Nach diversen Stellungnahmen der verschiedenen Prozessbeteiligten fasste das Gericht einen Beweisbeschluss und schickte einen eigenen Gutachter nach Mering. Sachverständiger Alois Schwarzmeier erstellte ein sehr umfangreiches Gutachten, das sich eingehend mit den drei Punkten der Klage – Immissionsschutz, Wasserrecht sowie Gebietscharakter – befasste. Aufgrund seiner Lage im Überschwemmungsgebiet erließ es in Abstimmung mit dem Wasserwirtschaftsamt die Auflage, gefährliche Stoffe höher zu lagern. In Sachen Lärm- und Geruchsbelästigung würden vorgeschriebene Immissionswerte bei Weitem eingehalten oder vielmehr deutlich unterschritten, erläuterte der Gutachter
Dies bezweifelte Kläger Jonas Stade, der in einem über sechs Wochen angelegten Protokoll eine erhebliche Geruchsbelästigung an zwölf Tagen darlegte. Polytech-Geschäftsführer Wilhelm Peter berichtete von Anwohnern, die selbst Kunststoff verbrennen würden, um ihm zu schaden, und sein Anwalt Markus Zametzer sprach von einem „Sammelsurium an Unterstellungen durch die Nachbarschaft“, die seiner Mandantschaft übel mitgespielt habe.

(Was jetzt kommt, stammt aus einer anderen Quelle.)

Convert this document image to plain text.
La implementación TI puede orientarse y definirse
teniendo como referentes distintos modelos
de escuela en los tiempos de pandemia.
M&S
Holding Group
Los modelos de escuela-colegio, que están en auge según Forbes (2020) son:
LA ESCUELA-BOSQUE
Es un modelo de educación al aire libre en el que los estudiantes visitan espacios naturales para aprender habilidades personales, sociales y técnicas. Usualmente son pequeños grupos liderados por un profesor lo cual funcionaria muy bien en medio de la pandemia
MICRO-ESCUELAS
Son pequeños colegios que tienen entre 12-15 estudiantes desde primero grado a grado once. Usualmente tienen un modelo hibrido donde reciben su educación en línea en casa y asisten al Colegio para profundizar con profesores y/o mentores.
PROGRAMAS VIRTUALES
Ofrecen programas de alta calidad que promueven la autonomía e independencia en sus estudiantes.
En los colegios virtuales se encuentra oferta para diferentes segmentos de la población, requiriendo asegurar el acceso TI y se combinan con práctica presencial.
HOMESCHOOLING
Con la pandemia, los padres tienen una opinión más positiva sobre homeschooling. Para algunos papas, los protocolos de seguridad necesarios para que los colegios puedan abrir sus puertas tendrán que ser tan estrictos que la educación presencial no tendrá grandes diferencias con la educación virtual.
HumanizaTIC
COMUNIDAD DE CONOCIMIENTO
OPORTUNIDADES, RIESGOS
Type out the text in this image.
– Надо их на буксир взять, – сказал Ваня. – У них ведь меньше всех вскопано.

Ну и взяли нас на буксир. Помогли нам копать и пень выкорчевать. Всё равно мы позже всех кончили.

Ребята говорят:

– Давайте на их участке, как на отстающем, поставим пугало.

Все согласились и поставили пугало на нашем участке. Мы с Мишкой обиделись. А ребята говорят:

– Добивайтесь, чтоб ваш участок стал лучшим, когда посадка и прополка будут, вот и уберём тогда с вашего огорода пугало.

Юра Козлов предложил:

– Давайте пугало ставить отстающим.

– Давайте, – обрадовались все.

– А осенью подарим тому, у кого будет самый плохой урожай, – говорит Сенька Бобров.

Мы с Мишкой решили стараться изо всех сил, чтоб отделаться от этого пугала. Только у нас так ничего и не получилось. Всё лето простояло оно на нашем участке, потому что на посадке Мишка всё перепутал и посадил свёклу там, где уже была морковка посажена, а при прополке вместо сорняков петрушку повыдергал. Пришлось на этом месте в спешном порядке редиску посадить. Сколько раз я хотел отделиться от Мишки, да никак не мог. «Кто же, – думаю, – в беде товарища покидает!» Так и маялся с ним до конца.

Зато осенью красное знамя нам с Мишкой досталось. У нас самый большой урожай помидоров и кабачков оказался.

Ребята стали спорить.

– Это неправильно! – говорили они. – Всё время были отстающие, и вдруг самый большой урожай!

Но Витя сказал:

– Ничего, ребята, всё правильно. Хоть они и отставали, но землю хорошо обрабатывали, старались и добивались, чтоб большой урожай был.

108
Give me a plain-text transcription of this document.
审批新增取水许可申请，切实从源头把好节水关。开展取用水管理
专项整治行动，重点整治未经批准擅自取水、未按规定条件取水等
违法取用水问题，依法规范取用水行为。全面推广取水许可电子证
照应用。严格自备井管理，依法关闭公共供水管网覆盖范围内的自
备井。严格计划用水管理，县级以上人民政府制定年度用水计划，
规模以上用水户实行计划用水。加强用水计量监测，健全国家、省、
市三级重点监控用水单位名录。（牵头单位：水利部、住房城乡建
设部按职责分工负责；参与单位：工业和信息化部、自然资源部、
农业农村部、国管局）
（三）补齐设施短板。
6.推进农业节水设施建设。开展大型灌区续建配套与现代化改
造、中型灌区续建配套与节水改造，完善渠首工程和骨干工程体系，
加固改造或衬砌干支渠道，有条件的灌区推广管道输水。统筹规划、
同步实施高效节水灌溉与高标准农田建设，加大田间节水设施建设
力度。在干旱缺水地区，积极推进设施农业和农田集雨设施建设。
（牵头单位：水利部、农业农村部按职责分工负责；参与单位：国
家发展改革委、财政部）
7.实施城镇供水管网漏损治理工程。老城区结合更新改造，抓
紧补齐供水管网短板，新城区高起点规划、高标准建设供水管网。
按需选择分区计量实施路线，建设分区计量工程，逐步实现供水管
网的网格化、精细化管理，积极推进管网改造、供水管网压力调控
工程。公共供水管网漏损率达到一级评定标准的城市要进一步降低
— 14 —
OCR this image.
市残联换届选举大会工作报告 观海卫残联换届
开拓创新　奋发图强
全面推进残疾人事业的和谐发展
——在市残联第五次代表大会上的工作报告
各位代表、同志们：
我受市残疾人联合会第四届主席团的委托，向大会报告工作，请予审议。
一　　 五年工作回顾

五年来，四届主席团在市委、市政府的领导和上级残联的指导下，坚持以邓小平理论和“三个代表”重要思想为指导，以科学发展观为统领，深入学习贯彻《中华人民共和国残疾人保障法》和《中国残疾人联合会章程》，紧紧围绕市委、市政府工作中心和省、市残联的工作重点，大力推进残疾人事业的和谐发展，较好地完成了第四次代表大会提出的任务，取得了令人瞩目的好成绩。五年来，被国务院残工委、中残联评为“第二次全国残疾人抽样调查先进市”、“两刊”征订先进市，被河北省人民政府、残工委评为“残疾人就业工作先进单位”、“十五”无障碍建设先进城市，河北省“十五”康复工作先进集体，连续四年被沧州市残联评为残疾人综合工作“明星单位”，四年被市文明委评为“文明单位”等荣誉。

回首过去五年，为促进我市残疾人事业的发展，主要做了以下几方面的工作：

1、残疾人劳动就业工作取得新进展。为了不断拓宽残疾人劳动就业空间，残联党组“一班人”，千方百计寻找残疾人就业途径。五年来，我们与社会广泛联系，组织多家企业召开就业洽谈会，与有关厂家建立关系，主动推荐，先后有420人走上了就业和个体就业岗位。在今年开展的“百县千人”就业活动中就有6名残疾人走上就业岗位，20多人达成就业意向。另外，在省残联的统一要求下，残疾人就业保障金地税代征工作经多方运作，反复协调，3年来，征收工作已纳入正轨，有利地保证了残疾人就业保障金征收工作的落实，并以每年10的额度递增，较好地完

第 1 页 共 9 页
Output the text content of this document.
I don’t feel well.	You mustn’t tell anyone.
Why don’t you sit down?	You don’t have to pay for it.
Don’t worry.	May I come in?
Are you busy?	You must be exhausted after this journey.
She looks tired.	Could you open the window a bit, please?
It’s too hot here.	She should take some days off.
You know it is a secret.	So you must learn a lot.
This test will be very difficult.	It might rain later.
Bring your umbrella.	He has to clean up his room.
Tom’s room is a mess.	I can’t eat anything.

Das dreiköpfige Richtergremium samt Schöffen unterbrach diese Ausführungen jedoch mit dem Hinweis, rechtlich relevant sei nur die Baugenehmigung. Auch die im Verlauf der Verhandlung viel diskutierte Frage, ob es sich beim vorliegenden Gebiet um eine Gewerbeansiedlung handle oder, wie es von den drei Vertretern des Landratsamtes gesehen wurde, eine sogenannte Gemengelage vorliege, erwies sich letztendlich als unerheblich. Die Gemeinde könne daraus nur lernen, dass ihre Planungen künftig professioneller gemacht werden müssten, kommentierte ein Anwohner die abgewiesene Klage. „Für uns Betroffene ist dies hart, denn es deckt sich nicht mit der Realität“, findet Musterkläger Jonas Stade. Zweiter Bürgermeister Florian Mayer, der in Vertretung des Marktes Mering dem Prozess beiwohnte, will die schriftliche Urteilsbegründung abwarten: „Erst dann kann der Gemeinderat abwägen, ob wir dagegen vorgehen wollen.“Polytech-Geschäftsführer Wilhelm Peter kann sich indes nicht so recht über den für seine Firma positiven Urteilsausgang freuen. „Die Anklage hat sich nun in Luft aufgelöst, aber der Betrieb hat das nicht überlebt“, sagt er bitter. Hätte das Rechtsgutachten bis spätestens März/April vorgelegen, dann hätte uns das noch gereicht, aber man könne nicht ewig Geld vorstrecken, erklärte er.
Der Verzögerungsgrund war wohl die lange nicht vorliegende Prognose des Deutschen Wetterdienstes in Bezug auf die Bestimmung der Windhose und somit die Windrichtung, in die eventuelle Geruchsbelästigungen ausgehen. Inzwischen ist das Unternehmen Polytech in der sogenannten Ausproduktion, das heißt, laufende Aufträge werden noch fertiggestellt. Bereits Ende Juni hat ein Insolvenzverwalter begonnen, sich in die Situation einzuarbeiten. Wie es weitergeht, ist noch ungewiss.